04 October

Here I have written many tales

Salem, Oct. 4th. Union Street [Family Mansion].

. . . Here I sit in my old accustomed chamber, where I used to sit in days gone by . . . Here I have written many tales, many that have been burned to ashes, many that doubtless deserved the same fate. This claims to be called a haunted chamber, for thousands upon thousands of visions have appeared to me in it; and some few of them have become visible to the world. If ever I should have a biographer, he ought to make great mention of this chamber in my memoirs, because so much of my lonely youth was wasted here, and here my mind and character were formed; and here I have been glad and hopeful, and here I have been despondent. And here I sat a long, long time, waiting patiently for the world to know me, and sometimes wondering why it did not know me sooner, or whether it would ever know me at all, at least, till I were in my grave.
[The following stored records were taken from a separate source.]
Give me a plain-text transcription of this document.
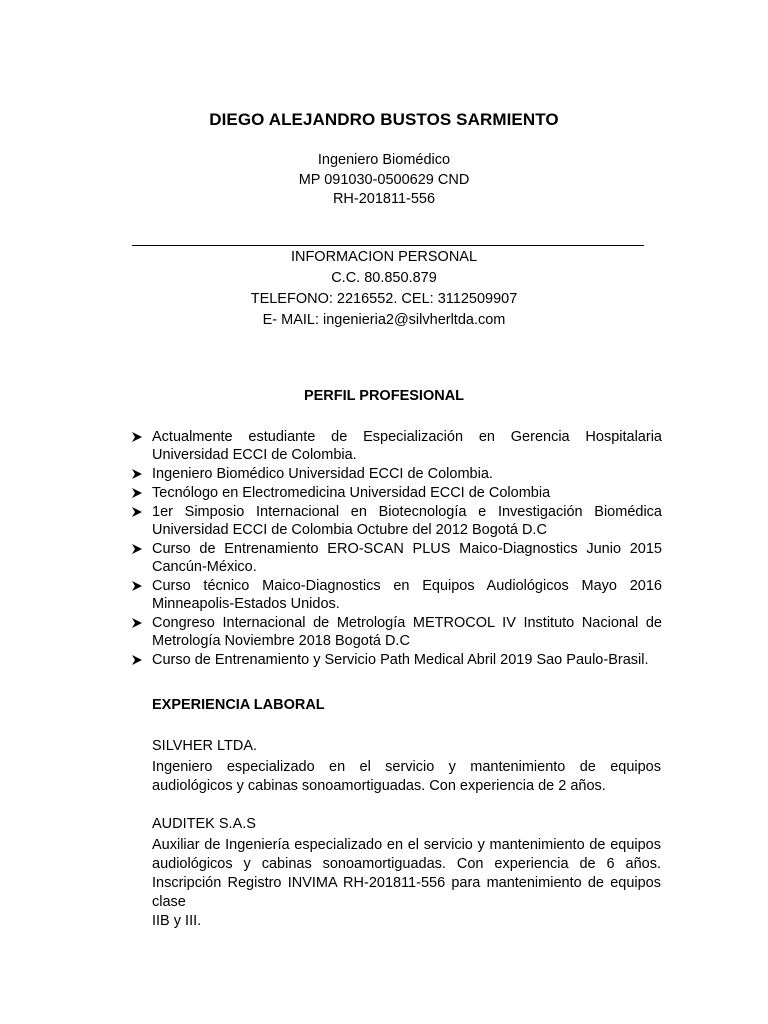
DIEGO ALEJANDRO BUSTOS SARMIENTO
Ingeniero Biomédico
MP 091030-0500629 CND
RH-201811-556
INFORMACION PERSONAL
C.C. 80.850.879
TELEFONO: 2216552. CEL: 3112509907
E- MAIL: ingenieria2@silvherltda.com
PERFIL PROFESIONAL
Actualmente estudiante de Especialización en Gerencia Hospitalaria Universidad ECCI de Colombia.
Ingeniero Biomédico Universidad ECCI de Colombia.
Tecnólogo en Electromedicina Universidad ECCI de Colombia
1er Simposio Internacional en Biotecnología e Investigación Biomédica Universidad ECCI de Colombia Octubre del 2012 Bogotá D.C
Curso de Entrenamiento ERO-SCAN PLUS Maico-Diagnostics Junio 2015 Cancún-México.
Curso técnico Maico-Diagnostics en Equipos Audiológicos Mayo 2016 Minneapolis-Estados Unidos.
Congreso Internacional de Metrología METROCOL IV Instituto Nacional de Metrología Noviembre 2018 Bogotá D.C
Curso de Entrenamiento y Servicio Path Medical Abril 2019 Sao Paulo-Brasil.
EXPERIENCIA LABORAL
SILVHER LTDA.
Ingeniero especializado en el servicio y mantenimiento de equipos audiológicos y cabinas sonoamortiguadas. Con experiencia de 2 años.
AUDITEK S.A.S
Auxiliar de Ingeniería especializado en el servicio y mantenimiento de equipos audiológicos y cabinas sonoamortiguadas. Con experiencia de 6 años. Inscripción Registro INVIMA RH-201811-556 para mantenimiento de equipos clase
IIB y III.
And sometimes it seemed as if I were already in the grave, with only life enough to be chilled and benumbed. But oftener I was happy, at least, as happy as I then knew how to be, or was aware of the possibility of being. By and by, the world found me out in my lonely chamber, and called me forth, not, indeed, with a loud roar of acclamation, but rather with a still, small voice, and forth I went, but found nothing in the world that I thought preferable to my solitude till now. And now I begin to understand why I was imprisoned so many years in this lonely chamber, and why I could never break through the viewless bolts and bars; for if I had sooner made my escape into the world, I should have grown hard and rough, and been covered with earthly dust, and my heart might have become callous by rude encounters with the multitude. But living in solitude till the fulness of time was come, I still kept the dew of my youth and the freshness of my heart. . . . . I used to think I could imagine all passions, all feelings, and states of the heart and mind; but how little did I know! . . . . Indeed, we are but shadows; we are not endowed with real life, and all that seems most real about us is but the thinnest substance of a dream, till the heart be touched. That touch creates us, then we begin to be, thereby we are beings of reality and inheritors of eternity. . .

When we shall be endowed with our spiritual bodies, I think that they will be so constituted that we may send thoughts and feelings any distance in no time at all, and transfuse them warm and fresh into the consciousness of those whom we love . . . But after all perhaps it is not wise to intermix fantastic ideas with the reality of affection. Let us content ourselves to be earthly creatures, and hold communion of spirit in such modes as are ordained to us . . .

I was not at the end of Long Wharf to-day, but in a distant region, my authority having been put in requisition to quell a rebellion of the captain and "gang" of shovellers aboard a coal-vessel. I would you could have beheld the awful sternness of my visage and demeanour in the execution of this momentous duty. Well, I have conquered the rebels, and proclaimed an amnesty; so to-morrow I shall return to that paradise of measures, the end of Long Wharf, not to my former salt-ship, she being now discharged, but to another, which will probably employ me well-nigh a fortnight longer . . . . Salt is white and pure, there is something holy in salt. . .

I have observed that butterflies very broadwinged and magnificent butterflies frequently come on board of the salt-ship, where I am at work. What have these bright strangers to do on Long Wharf, where there are no flowers nor any green thing, -- nothing but brick storehouses, stone piers, black ships, and the bustle of toilsome men, who neither look up to the blue sky, nor take note of these wandering gems of the air? I cannot account for them, unless they are the lovely fantasies of the mind.